Systematic exploration of triply heavy tetraquarks: spectroscopic and decay characteristics

Abstract

While hidden, singly, doubly, and fully heavy tetraquark states have been experimentally observed, triply heavy tetraquark states remain experimentally unconfirmed. We systematically investigate the spectroscopic and decay properties of four triply heavy-flavor tetraquark systems (cccn, cccs, bbbn, bbbs; n=u,d) based on the nonrelativistic quark model. Using an effective Hamiltonian, we employ the Gaussian expansion method to solve the four-body Schrödinger equation and incorporate the effect of color-spin configuration mixing. Results show both cccq and bbbq systems have two JP=0+, three JP=1+, and one JP=2+ states, with ground-state masses of 5.2-5.5 GeV and 15.0-15.3 GeV, respectively. Root-mean-square radius analysis supports compact tetraquark configurations.
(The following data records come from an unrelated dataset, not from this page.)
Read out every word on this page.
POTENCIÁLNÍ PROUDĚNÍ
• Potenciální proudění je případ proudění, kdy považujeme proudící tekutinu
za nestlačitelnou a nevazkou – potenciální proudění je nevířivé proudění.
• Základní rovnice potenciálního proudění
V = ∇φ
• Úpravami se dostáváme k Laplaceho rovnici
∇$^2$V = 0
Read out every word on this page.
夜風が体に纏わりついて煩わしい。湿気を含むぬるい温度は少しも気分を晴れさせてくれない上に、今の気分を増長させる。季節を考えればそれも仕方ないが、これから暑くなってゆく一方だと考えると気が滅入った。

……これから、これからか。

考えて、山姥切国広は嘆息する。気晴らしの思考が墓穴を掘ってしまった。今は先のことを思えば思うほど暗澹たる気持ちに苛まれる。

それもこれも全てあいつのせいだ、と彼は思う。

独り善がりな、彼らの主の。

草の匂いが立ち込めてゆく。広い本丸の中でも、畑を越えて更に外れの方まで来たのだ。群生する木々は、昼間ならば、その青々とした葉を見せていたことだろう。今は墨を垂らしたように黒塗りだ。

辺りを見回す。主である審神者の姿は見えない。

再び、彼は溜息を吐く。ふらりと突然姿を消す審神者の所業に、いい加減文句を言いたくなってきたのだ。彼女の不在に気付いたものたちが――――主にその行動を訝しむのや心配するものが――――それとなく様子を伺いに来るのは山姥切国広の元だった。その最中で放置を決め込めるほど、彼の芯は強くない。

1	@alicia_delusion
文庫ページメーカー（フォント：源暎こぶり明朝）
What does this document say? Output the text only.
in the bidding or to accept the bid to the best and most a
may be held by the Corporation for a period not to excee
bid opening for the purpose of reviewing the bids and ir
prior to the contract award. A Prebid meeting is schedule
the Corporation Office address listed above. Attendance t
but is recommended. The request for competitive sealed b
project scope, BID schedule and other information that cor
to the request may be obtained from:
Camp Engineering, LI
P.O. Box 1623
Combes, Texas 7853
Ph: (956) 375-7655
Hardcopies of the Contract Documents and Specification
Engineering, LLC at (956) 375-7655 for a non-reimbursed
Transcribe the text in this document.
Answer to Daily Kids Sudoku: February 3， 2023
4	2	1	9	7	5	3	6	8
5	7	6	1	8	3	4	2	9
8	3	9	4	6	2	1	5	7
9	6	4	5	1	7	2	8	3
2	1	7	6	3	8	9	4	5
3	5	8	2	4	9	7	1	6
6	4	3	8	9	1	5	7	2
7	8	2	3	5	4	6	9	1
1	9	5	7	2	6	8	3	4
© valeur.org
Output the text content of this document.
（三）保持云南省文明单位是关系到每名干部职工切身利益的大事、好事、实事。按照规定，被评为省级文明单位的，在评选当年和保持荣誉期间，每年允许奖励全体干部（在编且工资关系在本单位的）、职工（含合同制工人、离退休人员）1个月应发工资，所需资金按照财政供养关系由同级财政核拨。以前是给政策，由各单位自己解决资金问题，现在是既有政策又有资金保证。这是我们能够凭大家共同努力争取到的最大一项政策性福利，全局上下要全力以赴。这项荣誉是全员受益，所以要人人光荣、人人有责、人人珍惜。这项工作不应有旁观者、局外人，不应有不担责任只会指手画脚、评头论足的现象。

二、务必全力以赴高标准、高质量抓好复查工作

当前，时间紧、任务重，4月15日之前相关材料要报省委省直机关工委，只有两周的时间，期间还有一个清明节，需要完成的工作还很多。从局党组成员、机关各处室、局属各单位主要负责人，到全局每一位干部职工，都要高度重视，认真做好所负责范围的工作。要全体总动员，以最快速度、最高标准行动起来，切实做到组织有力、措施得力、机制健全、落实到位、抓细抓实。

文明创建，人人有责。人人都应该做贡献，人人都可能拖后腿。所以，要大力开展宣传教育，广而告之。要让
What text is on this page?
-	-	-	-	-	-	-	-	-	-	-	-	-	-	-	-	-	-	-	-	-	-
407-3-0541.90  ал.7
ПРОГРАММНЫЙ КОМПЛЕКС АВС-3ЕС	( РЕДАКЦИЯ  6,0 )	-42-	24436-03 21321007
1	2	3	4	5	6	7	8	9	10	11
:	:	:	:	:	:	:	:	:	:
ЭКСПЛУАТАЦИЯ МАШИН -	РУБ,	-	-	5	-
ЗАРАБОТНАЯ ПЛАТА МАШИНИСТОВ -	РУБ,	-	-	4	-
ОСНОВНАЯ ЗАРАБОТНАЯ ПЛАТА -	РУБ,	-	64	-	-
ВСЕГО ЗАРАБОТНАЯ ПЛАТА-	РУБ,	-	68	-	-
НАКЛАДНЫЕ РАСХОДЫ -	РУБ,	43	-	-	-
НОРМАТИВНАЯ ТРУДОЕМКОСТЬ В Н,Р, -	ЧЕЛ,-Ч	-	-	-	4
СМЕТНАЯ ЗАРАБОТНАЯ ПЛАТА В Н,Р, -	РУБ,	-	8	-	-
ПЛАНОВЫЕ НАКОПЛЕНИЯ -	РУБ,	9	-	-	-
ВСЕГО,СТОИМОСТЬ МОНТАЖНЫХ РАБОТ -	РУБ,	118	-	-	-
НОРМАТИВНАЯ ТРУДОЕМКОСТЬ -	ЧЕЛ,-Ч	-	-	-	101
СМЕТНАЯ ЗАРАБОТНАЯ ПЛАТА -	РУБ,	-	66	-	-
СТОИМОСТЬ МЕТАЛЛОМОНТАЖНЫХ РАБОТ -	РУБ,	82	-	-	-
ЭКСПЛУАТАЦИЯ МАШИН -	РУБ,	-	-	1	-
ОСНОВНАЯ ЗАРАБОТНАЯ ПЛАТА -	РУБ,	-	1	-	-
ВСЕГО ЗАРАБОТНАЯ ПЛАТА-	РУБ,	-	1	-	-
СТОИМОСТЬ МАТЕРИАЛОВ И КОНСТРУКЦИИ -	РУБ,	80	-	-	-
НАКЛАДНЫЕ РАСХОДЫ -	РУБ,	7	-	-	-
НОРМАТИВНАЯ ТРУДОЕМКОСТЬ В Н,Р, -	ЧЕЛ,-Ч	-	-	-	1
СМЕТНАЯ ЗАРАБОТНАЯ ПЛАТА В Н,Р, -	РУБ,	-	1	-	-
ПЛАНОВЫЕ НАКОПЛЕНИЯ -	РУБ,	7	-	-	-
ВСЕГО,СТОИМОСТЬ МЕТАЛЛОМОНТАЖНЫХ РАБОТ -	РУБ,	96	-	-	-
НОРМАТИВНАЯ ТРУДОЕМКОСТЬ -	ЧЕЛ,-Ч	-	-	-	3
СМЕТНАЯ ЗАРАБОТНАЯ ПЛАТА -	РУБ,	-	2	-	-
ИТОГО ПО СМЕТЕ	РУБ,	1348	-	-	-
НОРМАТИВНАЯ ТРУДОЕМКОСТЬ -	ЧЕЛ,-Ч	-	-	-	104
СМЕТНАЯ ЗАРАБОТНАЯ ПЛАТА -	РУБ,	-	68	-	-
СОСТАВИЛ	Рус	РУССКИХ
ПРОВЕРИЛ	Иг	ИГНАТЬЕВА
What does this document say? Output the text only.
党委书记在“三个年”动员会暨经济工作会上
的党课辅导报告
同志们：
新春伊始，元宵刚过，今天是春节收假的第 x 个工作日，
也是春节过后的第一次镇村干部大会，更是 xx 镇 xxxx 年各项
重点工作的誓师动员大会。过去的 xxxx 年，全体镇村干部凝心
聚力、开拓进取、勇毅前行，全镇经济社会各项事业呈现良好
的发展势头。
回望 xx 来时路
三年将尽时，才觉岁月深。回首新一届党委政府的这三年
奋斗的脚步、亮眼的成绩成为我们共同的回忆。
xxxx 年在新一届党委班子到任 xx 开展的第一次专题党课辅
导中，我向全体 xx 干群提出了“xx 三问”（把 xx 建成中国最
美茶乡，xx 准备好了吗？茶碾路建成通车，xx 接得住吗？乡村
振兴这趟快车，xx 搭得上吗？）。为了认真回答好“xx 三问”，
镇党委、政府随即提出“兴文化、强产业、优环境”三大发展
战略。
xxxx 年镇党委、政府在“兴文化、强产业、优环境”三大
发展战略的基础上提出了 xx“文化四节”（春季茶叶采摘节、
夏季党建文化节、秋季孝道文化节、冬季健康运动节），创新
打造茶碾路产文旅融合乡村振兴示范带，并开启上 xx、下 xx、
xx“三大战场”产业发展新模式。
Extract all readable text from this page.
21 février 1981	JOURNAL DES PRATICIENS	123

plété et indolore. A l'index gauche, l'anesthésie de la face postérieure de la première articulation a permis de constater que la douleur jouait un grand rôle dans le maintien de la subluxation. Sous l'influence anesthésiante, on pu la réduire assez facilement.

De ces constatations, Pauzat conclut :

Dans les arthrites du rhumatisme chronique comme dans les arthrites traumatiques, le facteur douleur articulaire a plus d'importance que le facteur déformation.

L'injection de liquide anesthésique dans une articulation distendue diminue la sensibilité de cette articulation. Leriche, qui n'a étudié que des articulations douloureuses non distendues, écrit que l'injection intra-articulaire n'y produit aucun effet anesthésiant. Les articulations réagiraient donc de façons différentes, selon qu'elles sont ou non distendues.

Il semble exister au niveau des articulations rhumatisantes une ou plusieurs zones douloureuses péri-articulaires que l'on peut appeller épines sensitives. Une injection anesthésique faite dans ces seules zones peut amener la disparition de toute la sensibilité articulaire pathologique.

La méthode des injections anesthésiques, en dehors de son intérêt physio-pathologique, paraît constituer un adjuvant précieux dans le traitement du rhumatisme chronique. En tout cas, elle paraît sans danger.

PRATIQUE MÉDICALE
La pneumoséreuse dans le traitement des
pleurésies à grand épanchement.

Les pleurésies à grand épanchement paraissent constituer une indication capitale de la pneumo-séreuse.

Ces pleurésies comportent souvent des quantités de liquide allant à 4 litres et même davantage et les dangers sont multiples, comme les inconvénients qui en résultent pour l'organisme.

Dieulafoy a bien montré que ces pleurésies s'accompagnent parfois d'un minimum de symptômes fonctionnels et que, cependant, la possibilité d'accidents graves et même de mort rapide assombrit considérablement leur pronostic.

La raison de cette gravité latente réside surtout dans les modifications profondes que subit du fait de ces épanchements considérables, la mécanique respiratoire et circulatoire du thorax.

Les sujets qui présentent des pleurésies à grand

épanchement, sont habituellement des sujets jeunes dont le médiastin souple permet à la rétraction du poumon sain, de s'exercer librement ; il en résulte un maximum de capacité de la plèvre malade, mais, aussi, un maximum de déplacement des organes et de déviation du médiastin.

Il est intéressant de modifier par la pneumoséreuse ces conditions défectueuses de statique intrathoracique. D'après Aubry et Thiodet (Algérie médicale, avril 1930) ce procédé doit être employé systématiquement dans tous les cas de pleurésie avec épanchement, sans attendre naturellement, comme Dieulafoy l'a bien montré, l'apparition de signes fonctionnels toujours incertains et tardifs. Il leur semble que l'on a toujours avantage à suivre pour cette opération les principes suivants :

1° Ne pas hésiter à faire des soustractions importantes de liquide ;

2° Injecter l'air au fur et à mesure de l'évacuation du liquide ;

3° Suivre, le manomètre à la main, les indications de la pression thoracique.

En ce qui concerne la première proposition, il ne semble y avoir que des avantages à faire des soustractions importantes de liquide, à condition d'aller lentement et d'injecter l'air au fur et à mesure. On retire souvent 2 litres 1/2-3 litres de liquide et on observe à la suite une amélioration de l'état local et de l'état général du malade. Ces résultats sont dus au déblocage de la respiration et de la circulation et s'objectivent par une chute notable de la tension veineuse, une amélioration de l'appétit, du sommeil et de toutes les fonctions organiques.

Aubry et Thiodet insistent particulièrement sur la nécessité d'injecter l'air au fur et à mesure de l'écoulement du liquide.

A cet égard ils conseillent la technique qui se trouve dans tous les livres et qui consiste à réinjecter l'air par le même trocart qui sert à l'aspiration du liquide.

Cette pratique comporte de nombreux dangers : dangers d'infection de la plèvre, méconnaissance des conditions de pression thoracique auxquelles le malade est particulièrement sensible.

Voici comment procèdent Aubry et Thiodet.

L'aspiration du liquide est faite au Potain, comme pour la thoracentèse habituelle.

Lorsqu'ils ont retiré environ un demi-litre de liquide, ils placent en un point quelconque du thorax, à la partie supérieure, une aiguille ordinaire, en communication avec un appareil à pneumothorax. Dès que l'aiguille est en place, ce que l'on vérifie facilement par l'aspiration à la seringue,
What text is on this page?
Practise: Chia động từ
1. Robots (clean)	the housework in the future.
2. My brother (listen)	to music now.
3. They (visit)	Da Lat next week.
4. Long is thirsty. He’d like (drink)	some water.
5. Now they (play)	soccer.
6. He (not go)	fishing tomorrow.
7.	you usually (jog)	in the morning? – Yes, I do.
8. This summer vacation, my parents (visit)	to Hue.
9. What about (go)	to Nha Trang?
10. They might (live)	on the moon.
All states are unstable, with rearrangement strong decays dominant and negligible radiative decays. Narrow resonances (e.g., Tc2cs(5360,0+), Tb2bn(15148,2+)) arise from Feynman amplitude cancellation. We propose experimental searches in J/ψD*s/ ηcDs (5.3-5.4 GeV) and ΥB* (15.1-15.2 GeV) channels, providing key guidance for triply heavy tetraquark identification.